Bilimkurgu ve Bilimdışı Kurmaca

(Dikkat! Bu yazı yüksek doz felsefe içermektedir.)

Bilimkurgu ve Bilimdışı Kurmaca” adlı kitap, günümüz çağdaş Fransız filozoflarından, 1967 doğumlu Quentin Meillassoux’un Türkçe’ye çevrilen ilk eseri. Yort Yayınları tarafından Şubat 2020’de yayımlanan (2015’te İngilizce’de “Science Fiction and Extro-Science Fiction” başlığıyla yayımlanıyor) eserin çevirmeni Osman Şişman, özgün Fransızca metninde “Bilimdışı Kurmaca” ifadesinin “fictions (des mondes) hors-science” olarak,  “bilimdışı dünyalara dair kurmaca” anlamına geldiğini açıklıyor.

Meillassoux, 2007’de ilk kez Goldsmiths Üniversitesi’nde düzenlenen bir konferansta duyurulan ve Kant’ın felsefesine bir revizyon getirmek isteyen “Spekülatif Gerçekçilik” akımının, Ray Brassier, Iain Hamilton Grant ve Graham Harman ile beraber kurucularından. Kendisini diğer spekülatif gerçekçilerin yaklaşımlarından ayırmak için “spekülatif materyalist” olarak tanımlayan Meillassoux, bu son kitabında düşüncelerini daha iyi açıklayabilmek için aralarında Isaac Asimov ve Philip K. Dick’in de olduğu bilimkurgu yazarlarından yararlanırken, kendisinin “bilimdışı kurmaca” adını verdiği ve eğer dikkatli çözümlenmezse bilimkurgu ile kolaylıkla karıştırılabilecek yeni bir edebi türün varlığını bazı eser örnekleri üzerinden ortaya atıyor. Meillassoux’a göre bu yeni edebi tür, spekülatif gerçekçilik / materyalizm felsefesinin temel savlarını barındırmasıyla, Batı Felsefesinin Kant’tan beri içine düştüğü “reddiyeyi” –epistemolojiyi ontolojinin önüne koyarak varlığın doğasına dair spekülasyonların anlamsız olduğuna, çünkü ancak varlığa dair bilgiye nasıl sahip olabileceğimize dair akıl yürütebileceğimize dair reddiye- aşmakta oldukça işlevsel bir araç olabilir. İşte bu yazımızda, Meillassoux’un bu son kitabının genel bir özetini ek açıklamalarla beraber sunarak, savunduğu “spekülatif materyalizm” felsefesinin de ana tezlerine değinmiş olacağız.

Quentin Meillassoux

Kitabın ilk bölümü, bilimkurgu ile Meillassoux’un “bilimdışı kurmaca” adını verdiği şeyin farkına dair bir giriş sunuyor. Meillassoux’a göre, her bilimkurgu şu ön kabulden yola çıkmaktadır: Öngörülen bir gelecekte, dünya halen bilimsel bilgiye tabi olacaktır. Kurguda “aşırıya kaçan” çeşitlemelere denk gelinse de, bu kurguların çekirdeğinde her zaman bilim mevcut olacaktır. Bilimdışı dünya derken ise, bilimin varlığına rağmen onun buluşlarını reddedip sapkın ilan eden (Orta Çağ’daki engizisyon kurumunun yaptığı gibi), bilimsel deneylerin ise henüz nasıl yapılacağı bilinmediği için yapılamadığı dünyalar kast edilmemekte. Kendi ifadesiyle, “Bir bilimsel bilgiye prensipte erişimi olmayan, bu yüzden de doğa biliminin bir nesnesi olarak tesis edilemeyen bir dünya nedir, neye benzer?” diye soruyor.

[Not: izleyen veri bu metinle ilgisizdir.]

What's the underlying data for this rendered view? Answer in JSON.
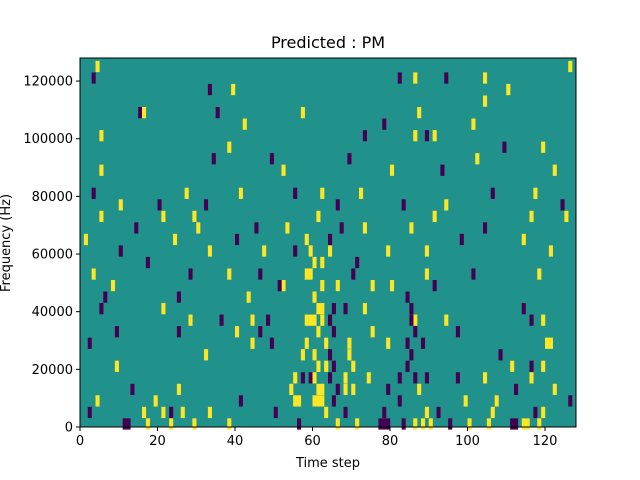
{
  "chart_data": {
    "type": "heatmap",
    "title": "Predicted : PM",
    "xlabel": "Time step",
    "ylabel": "Frequency (Hz)",
    "xlim": [
      0,
      128
    ],
    "ylim": [
      0,
      128000
    ],
    "xticks": [
      0,
      20,
      40,
      60,
      80,
      100,
      120
    ],
    "yticks": [
      0,
      20000,
      40000,
      60000,
      80000,
      100000,
      120000
    ],
    "ytick_labels": [
      "0",
      "20000",
      "40000",
      "60000",
      "80000",
      "100000",
      "120000"
    ],
    "grid": false,
    "legend": "none",
    "colormap": {
      "low": "#440154",
      "mid": "#21918c",
      "high": "#fde725"
    },
    "background_value": 0,
    "cells": [
      {
        "x": 4,
        "y": 126000,
        "v": 1
      },
      {
        "x": 126,
        "y": 126000,
        "v": 1
      },
      {
        "x": 3,
        "y": 122000,
        "v": -1
      },
      {
        "x": 33,
        "y": 118000,
        "v": -1
      },
      {
        "x": 39,
        "y": 118000,
        "v": 1
      },
      {
        "x": 82,
        "y": 122000,
        "v": -1
      },
      {
        "x": 86,
        "y": 122000,
        "v": 1
      },
      {
        "x": 94,
        "y": 122000,
        "v": -1
      },
      {
        "x": 104,
        "y": 122000,
        "v": 1
      },
      {
        "x": 110,
        "y": 118000,
        "v": 1
      },
      {
        "x": 15,
        "y": 110000,
        "v": -1
      },
      {
        "x": 16,
        "y": 110000,
        "v": 1
      },
      {
        "x": 35,
        "y": 110000,
        "v": -1
      },
      {
        "x": 42,
        "y": 106000,
        "v": 1
      },
      {
        "x": 57,
        "y": 110000,
        "v": 1
      },
      {
        "x": 5,
        "y": 102000,
        "v": 1
      },
      {
        "x": 73,
        "y": 102000,
        "v": -1
      },
      {
        "x": 87,
        "y": 110000,
        "v": 1
      },
      {
        "x": 78,
        "y": 106000,
        "v": -1
      },
      {
        "x": 101,
        "y": 106000,
        "v": 1
      },
      {
        "x": 104,
        "y": 114000,
        "v": 1
      },
      {
        "x": 86,
        "y": 102000,
        "v": 1
      },
      {
        "x": 89,
        "y": 102000,
        "v": -1
      },
      {
        "x": 91,
        "y": 102000,
        "v": 1
      },
      {
        "x": 109,
        "y": 98000,
        "v": -1
      },
      {
        "x": 119,
        "y": 98000,
        "v": 1
      },
      {
        "x": 5,
        "y": 90000,
        "v": 1
      },
      {
        "x": 34,
        "y": 94000,
        "v": -1
      },
      {
        "x": 38,
        "y": 98000,
        "v": 1
      },
      {
        "x": 49,
        "y": 94000,
        "v": -1
      },
      {
        "x": 52,
        "y": 90000,
        "v": 1
      },
      {
        "x": 69,
        "y": 94000,
        "v": -1
      },
      {
        "x": 80,
        "y": 90000,
        "v": 1
      },
      {
        "x": 93,
        "y": 90000,
        "v": -1
      },
      {
        "x": 102,
        "y": 94000,
        "v": 1
      },
      {
        "x": 122,
        "y": 90000,
        "v": 1
      },
      {
        "x": 3,
        "y": 82000,
        "v": -1
      },
      {
        "x": 10,
        "y": 78000,
        "v": 1
      },
      {
        "x": 20,
        "y": 78000,
        "v": -1
      },
      {
        "x": 27,
        "y": 82000,
        "v": 1
      },
      {
        "x": 32,
        "y": 78000,
        "v": -1
      },
      {
        "x": 41,
        "y": 82000,
        "v": 1
      },
      {
        "x": 55,
        "y": 82000,
        "v": -1
      },
      {
        "x": 62,
        "y": 82000,
        "v": 1
      },
      {
        "x": 66,
        "y": 78000,
        "v": -1
      },
      {
        "x": 72,
        "y": 82000,
        "v": 1
      },
      {
        "x": 83,
        "y": 78000,
        "v": -1
      },
      {
        "x": 94,
        "y": 78000,
        "v": 1
      },
      {
        "x": 106,
        "y": 82000,
        "v": -1
      },
      {
        "x": 117,
        "y": 82000,
        "v": 1
      },
      {
        "x": 124,
        "y": 78000,
        "v": -1
      },
      {
        "x": 5,
        "y": 74000,
        "v": 1
      },
      {
        "x": 14,
        "y": 70000,
        "v": -1
      },
      {
        "x": 21,
        "y": 74000,
        "v": 1
      },
      {
        "x": 29,
        "y": 74000,
        "v": 1
      },
      {
        "x": 30,
        "y": 70000,
        "v": 1
      },
      {
        "x": 45,
        "y": 70000,
        "v": -1
      },
      {
        "x": 53,
        "y": 70000,
        "v": 1
      },
      {
        "x": 61,
        "y": 74000,
        "v": 1
      },
      {
        "x": 67,
        "y": 70000,
        "v": -1
      },
      {
        "x": 73,
        "y": 70000,
        "v": 1
      },
      {
        "x": 85,
        "y": 70000,
        "v": 1
      },
      {
        "x": 91,
        "y": 74000,
        "v": 1
      },
      {
        "x": 104,
        "y": 70000,
        "v": -1
      },
      {
        "x": 116,
        "y": 74000,
        "v": 1
      },
      {
        "x": 125,
        "y": 74000,
        "v": 1
      },
      {
        "x": 1,
        "y": 66000,
        "v": 1
      },
      {
        "x": 10,
        "y": 62000,
        "v": -1
      },
      {
        "x": 24,
        "y": 66000,
        "v": 1
      },
      {
        "x": 33,
        "y": 62000,
        "v": 1
      },
      {
        "x": 40,
        "y": 66000,
        "v": -1
      },
      {
        "x": 47,
        "y": 62000,
        "v": 1
      },
      {
        "x": 55,
        "y": 62000,
        "v": -1
      },
      {
        "x": 60,
        "y": 58000,
        "v": 1
      },
      {
        "x": 64,
        "y": 62000,
        "v": 1
      },
      {
        "x": 71,
        "y": 58000,
        "v": -1
      },
      {
        "x": 79,
        "y": 62000,
        "v": 1
      },
      {
        "x": 89,
        "y": 62000,
        "v": 1
      },
      {
        "x": 98,
        "y": 66000,
        "v": -1
      },
      {
        "x": 114,
        "y": 66000,
        "v": 1
      },
      {
        "x": 121,
        "y": 62000,
        "v": 1
      },
      {
        "x": 3,
        "y": 54000,
        "v": 1
      },
      {
        "x": 17,
        "y": 58000,
        "v": -1
      },
      {
        "x": 28,
        "y": 54000,
        "v": -1
      },
      {
        "x": 38,
        "y": 54000,
        "v": 1
      },
      {
        "x": 46,
        "y": 54000,
        "v": -1
      },
      {
        "x": 52,
        "y": 50000,
        "v": 1
      },
      {
        "x": 59,
        "y": 54000,
        "v": 1
      },
      {
        "x": 70,
        "y": 54000,
        "v": -1
      },
      {
        "x": 80,
        "y": 50000,
        "v": 1
      },
      {
        "x": 89,
        "y": 54000,
        "v": 1
      },
      {
        "x": 101,
        "y": 54000,
        "v": -1
      },
      {
        "x": 118,
        "y": 54000,
        "v": 1
      },
      {
        "x": 8,
        "y": 50000,
        "v": 1
      },
      {
        "x": 6,
        "y": 46000,
        "v": -1
      },
      {
        "x": 25,
        "y": 46000,
        "v": -1
      },
      {
        "x": 43,
        "y": 46000,
        "v": 1
      },
      {
        "x": 51,
        "y": 50000,
        "v": -1
      },
      {
        "x": 66,
        "y": 50000,
        "v": 1
      },
      {
        "x": 75,
        "y": 50000,
        "v": 1
      },
      {
        "x": 91,
        "y": 50000,
        "v": -1
      },
      {
        "x": 114,
        "y": 42000,
        "v": -1
      },
      {
        "x": 5,
        "y": 42000,
        "v": -1
      },
      {
        "x": 21,
        "y": 42000,
        "v": 1
      },
      {
        "x": 28,
        "y": 38000,
        "v": 1
      },
      {
        "x": 36,
        "y": 38000,
        "v": -1
      },
      {
        "x": 44,
        "y": 38000,
        "v": 1
      },
      {
        "x": 48,
        "y": 38000,
        "v": -1
      },
      {
        "x": 68,
        "y": 42000,
        "v": -1
      },
      {
        "x": 73,
        "y": 42000,
        "v": 1
      },
      {
        "x": 86,
        "y": 38000,
        "v": 1
      },
      {
        "x": 94,
        "y": 38000,
        "v": 1
      },
      {
        "x": 116,
        "y": 38000,
        "v": -1
      },
      {
        "x": 119,
        "y": 38000,
        "v": 1
      },
      {
        "x": 9,
        "y": 34000,
        "v": -1
      },
      {
        "x": 25,
        "y": 34000,
        "v": -1
      },
      {
        "x": 40,
        "y": 34000,
        "v": 1
      },
      {
        "x": 46,
        "y": 34000,
        "v": -1
      },
      {
        "x": 75,
        "y": 34000,
        "v": 1
      },
      {
        "x": 97,
        "y": 34000,
        "v": -1
      },
      {
        "x": 120,
        "y": 30000,
        "v": 1
      },
      {
        "x": 121,
        "y": 30000,
        "v": 1
      },
      {
        "x": 2,
        "y": 30000,
        "v": -1
      },
      {
        "x": 32,
        "y": 26000,
        "v": 1
      },
      {
        "x": 44,
        "y": 30000,
        "v": 1
      },
      {
        "x": 49,
        "y": 30000,
        "v": -1
      },
      {
        "x": 79,
        "y": 30000,
        "v": 1
      },
      {
        "x": 88,
        "y": 30000,
        "v": -1
      },
      {
        "x": 108,
        "y": 26000,
        "v": -1
      },
      {
        "x": 111,
        "y": 22000,
        "v": 1
      },
      {
        "x": 116,
        "y": 22000,
        "v": -1
      },
      {
        "x": 119,
        "y": 22000,
        "v": 1
      },
      {
        "x": 9,
        "y": 22000,
        "v": 1
      },
      {
        "x": 54,
        "y": 14000,
        "v": 1
      },
      {
        "x": 55,
        "y": 18000,
        "v": 1
      },
      {
        "x": 57,
        "y": 18000,
        "v": -1
      },
      {
        "x": 59,
        "y": 18000,
        "v": -1
      },
      {
        "x": 68,
        "y": 14000,
        "v": 1
      },
      {
        "x": 74,
        "y": 18000,
        "v": 1
      },
      {
        "x": 79,
        "y": 14000,
        "v": -1
      },
      {
        "x": 82,
        "y": 18000,
        "v": -1
      },
      {
        "x": 87,
        "y": 14000,
        "v": 1
      },
      {
        "x": 89,
        "y": 18000,
        "v": -1
      },
      {
        "x": 97,
        "y": 18000,
        "v": -1
      },
      {
        "x": 104,
        "y": 18000,
        "v": 1
      },
      {
        "x": 112,
        "y": 14000,
        "v": -1
      },
      {
        "x": 116,
        "y": 18000,
        "v": 1
      },
      {
        "x": 13,
        "y": 14000,
        "v": -1
      },
      {
        "x": 25,
        "y": 14000,
        "v": 1
      },
      {
        "x": 4,
        "y": 10000,
        "v": 1
      },
      {
        "x": 19,
        "y": 10000,
        "v": 1
      },
      {
        "x": 41,
        "y": 10000,
        "v": -1
      },
      {
        "x": 82,
        "y": 10000,
        "v": -1
      },
      {
        "x": 99,
        "y": 10000,
        "v": 1
      },
      {
        "x": 107,
        "y": 10000,
        "v": 1
      },
      {
        "x": 122,
        "y": 14000,
        "v": 1
      },
      {
        "x": 126,
        "y": 10000,
        "v": -1
      },
      {
        "x": 2,
        "y": 6000,
        "v": -1
      },
      {
        "x": 16,
        "y": 6000,
        "v": 1
      },
      {
        "x": 21,
        "y": 6000,
        "v": 1
      },
      {
        "x": 23,
        "y": 6000,
        "v": -1
      },
      {
        "x": 26,
        "y": 6000,
        "v": 1
      },
      {
        "x": 33,
        "y": 6000,
        "v": 1
      },
      {
        "x": 50,
        "y": 6000,
        "v": -1
      },
      {
        "x": 68,
        "y": 6000,
        "v": -1
      },
      {
        "x": 78,
        "y": 6000,
        "v": -1
      },
      {
        "x": 89,
        "y": 6000,
        "v": 1
      },
      {
        "x": 92,
        "y": 6000,
        "v": -1
      },
      {
        "x": 106,
        "y": 6000,
        "v": 1
      },
      {
        "x": 117,
        "y": 6000,
        "v": -1
      },
      {
        "x": 119,
        "y": 6000,
        "v": 1
      },
      {
        "x": 11,
        "y": 2000,
        "v": -1
      },
      {
        "x": 12,
        "y": 2000,
        "v": -1
      },
      {
        "x": 17,
        "y": 2000,
        "v": 1
      },
      {
        "x": 23,
        "y": 2000,
        "v": 1
      },
      {
        "x": 29,
        "y": 2000,
        "v": 1
      },
      {
        "x": 38,
        "y": 2000,
        "v": 1
      },
      {
        "x": 56,
        "y": 2000,
        "v": -1
      },
      {
        "x": 66,
        "y": 2000,
        "v": 1
      },
      {
        "x": 71,
        "y": 2000,
        "v": 1
      },
      {
        "x": 77,
        "y": 2000,
        "v": -1
      },
      {
        "x": 78,
        "y": 2000,
        "v": -1
      },
      {
        "x": 79,
        "y": 2000,
        "v": -1
      },
      {
        "x": 83,
        "y": 2000,
        "v": -1
      },
      {
        "x": 86,
        "y": 2000,
        "v": 1
      },
      {
        "x": 88,
        "y": 2000,
        "v": 1
      },
      {
        "x": 90,
        "y": 2000,
        "v": 1
      },
      {
        "x": 95,
        "y": 2000,
        "v": -1
      },
      {
        "x": 100,
        "y": 2000,
        "v": 1
      },
      {
        "x": 105,
        "y": 2000,
        "v": 1
      },
      {
        "x": 111,
        "y": 2000,
        "v": -1
      },
      {
        "x": 112,
        "y": 2000,
        "v": -1
      },
      {
        "x": 114,
        "y": 2000,
        "v": 1
      },
      {
        "x": 115,
        "y": 2000,
        "v": 1
      },
      {
        "x": 118,
        "y": 2000,
        "v": 1
      },
      {
        "x": 60,
        "y": 46000,
        "v": 1
      },
      {
        "x": 61,
        "y": 42000,
        "v": 1
      },
      {
        "x": 62,
        "y": 42000,
        "v": 1
      },
      {
        "x": 60,
        "y": 38000,
        "v": 1
      },
      {
        "x": 61,
        "y": 34000,
        "v": 1
      },
      {
        "x": 62,
        "y": 38000,
        "v": 1
      },
      {
        "x": 63,
        "y": 30000,
        "v": 1
      },
      {
        "x": 60,
        "y": 26000,
        "v": 1
      },
      {
        "x": 61,
        "y": 22000,
        "v": 1
      },
      {
        "x": 63,
        "y": 22000,
        "v": 1
      },
      {
        "x": 60,
        "y": 18000,
        "v": 1
      },
      {
        "x": 61,
        "y": 14000,
        "v": 1
      },
      {
        "x": 62,
        "y": 14000,
        "v": 1
      },
      {
        "x": 60,
        "y": 10000,
        "v": 1
      },
      {
        "x": 61,
        "y": 10000,
        "v": 1
      },
      {
        "x": 62,
        "y": 10000,
        "v": 1
      },
      {
        "x": 63,
        "y": 6000,
        "v": 1
      },
      {
        "x": 58,
        "y": 38000,
        "v": 1
      },
      {
        "x": 59,
        "y": 38000,
        "v": 1
      },
      {
        "x": 58,
        "y": 30000,
        "v": 1
      },
      {
        "x": 57,
        "y": 26000,
        "v": 1
      },
      {
        "x": 56,
        "y": 10000,
        "v": 1
      },
      {
        "x": 55,
        "y": 10000,
        "v": 1
      },
      {
        "x": 64,
        "y": 38000,
        "v": -1
      },
      {
        "x": 65,
        "y": 42000,
        "v": -1
      },
      {
        "x": 65,
        "y": 34000,
        "v": -1
      },
      {
        "x": 64,
        "y": 26000,
        "v": -1
      },
      {
        "x": 65,
        "y": 22000,
        "v": -1
      },
      {
        "x": 64,
        "y": 18000,
        "v": -1
      },
      {
        "x": 66,
        "y": 14000,
        "v": -1
      },
      {
        "x": 65,
        "y": 10000,
        "v": -1
      },
      {
        "x": 69,
        "y": 30000,
        "v": 1
      },
      {
        "x": 69,
        "y": 26000,
        "v": 1
      },
      {
        "x": 70,
        "y": 22000,
        "v": 1
      },
      {
        "x": 70,
        "y": 14000,
        "v": 1
      },
      {
        "x": 68,
        "y": 18000,
        "v": 1
      },
      {
        "x": 84,
        "y": 46000,
        "v": -1
      },
      {
        "x": 85,
        "y": 42000,
        "v": -1
      },
      {
        "x": 85,
        "y": 38000,
        "v": -1
      },
      {
        "x": 86,
        "y": 34000,
        "v": -1
      },
      {
        "x": 84,
        "y": 30000,
        "v": -1
      },
      {
        "x": 85,
        "y": 26000,
        "v": -1
      },
      {
        "x": 84,
        "y": 22000,
        "v": -1
      },
      {
        "x": 86,
        "y": 18000,
        "v": -1
      },
      {
        "x": 58,
        "y": 66000,
        "v": 1
      },
      {
        "x": 59,
        "y": 62000,
        "v": 1
      },
      {
        "x": 62,
        "y": 58000,
        "v": 1
      },
      {
        "x": 64,
        "y": 66000,
        "v": -1
      },
      {
        "x": 58,
        "y": 54000,
        "v": 1
      },
      {
        "x": 62,
        "y": 50000,
        "v": 1
      }
    ]
  }
}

Yani Meillassoux, ontolojik olarak kendi içkin doğasında sebep-sonuç ilişkilerini, gözlemlenebilen düzenlilikleri veya düzensizlikleri barındırmayan, olasılık ve istatistik kurallarının bile geçerli olmadığı bir rastsallısallıkla işleyen kuralsız bir dünya –ve bu yüzden olasılık ve istatistik kurallarına aykırılığın da tesis edilemediği, çünkü olasılık ve istatistik kurallar diye bir şeyin de esasında var olmadığı-  ve böyle dünyalarda geçen kurmacaların izini sürüyor. Bunu yapmak için temel gerekçesi ise, hayatını çözmeye adadığını söylediği bir arayış: Felsefedeki klasik bir metafizik sorunun kaynağı olarak “Tümevarım Problemi”. Meillassoux, bu problemin açıklamasını şöyle yapıyor: Hume’un “İnsan Zihni Üzerine Bir Araştırma” eserinde belirttiği üzere, doğa kanunlarının gerekliliği problemi. Hume, doğa kanunlarının gerekliliğini hayali bir bilardo oyunu üzerinden sorgulayarak, “bir bilardo oyununda, topların ‘beklendiği gibi’ hareket edeceğini düşünmemizi sağlayan şey nedir?” diye soruyor. Örneğin bir topa vurulduğunda, vuruş açısına bağlı olarak top zemin üzerinde belli bir açıyla hareket ederek diğerine/diğerlerine çarpar ve onlar da yine açı ve hıza bağlı olarak hareket eder veya etmez.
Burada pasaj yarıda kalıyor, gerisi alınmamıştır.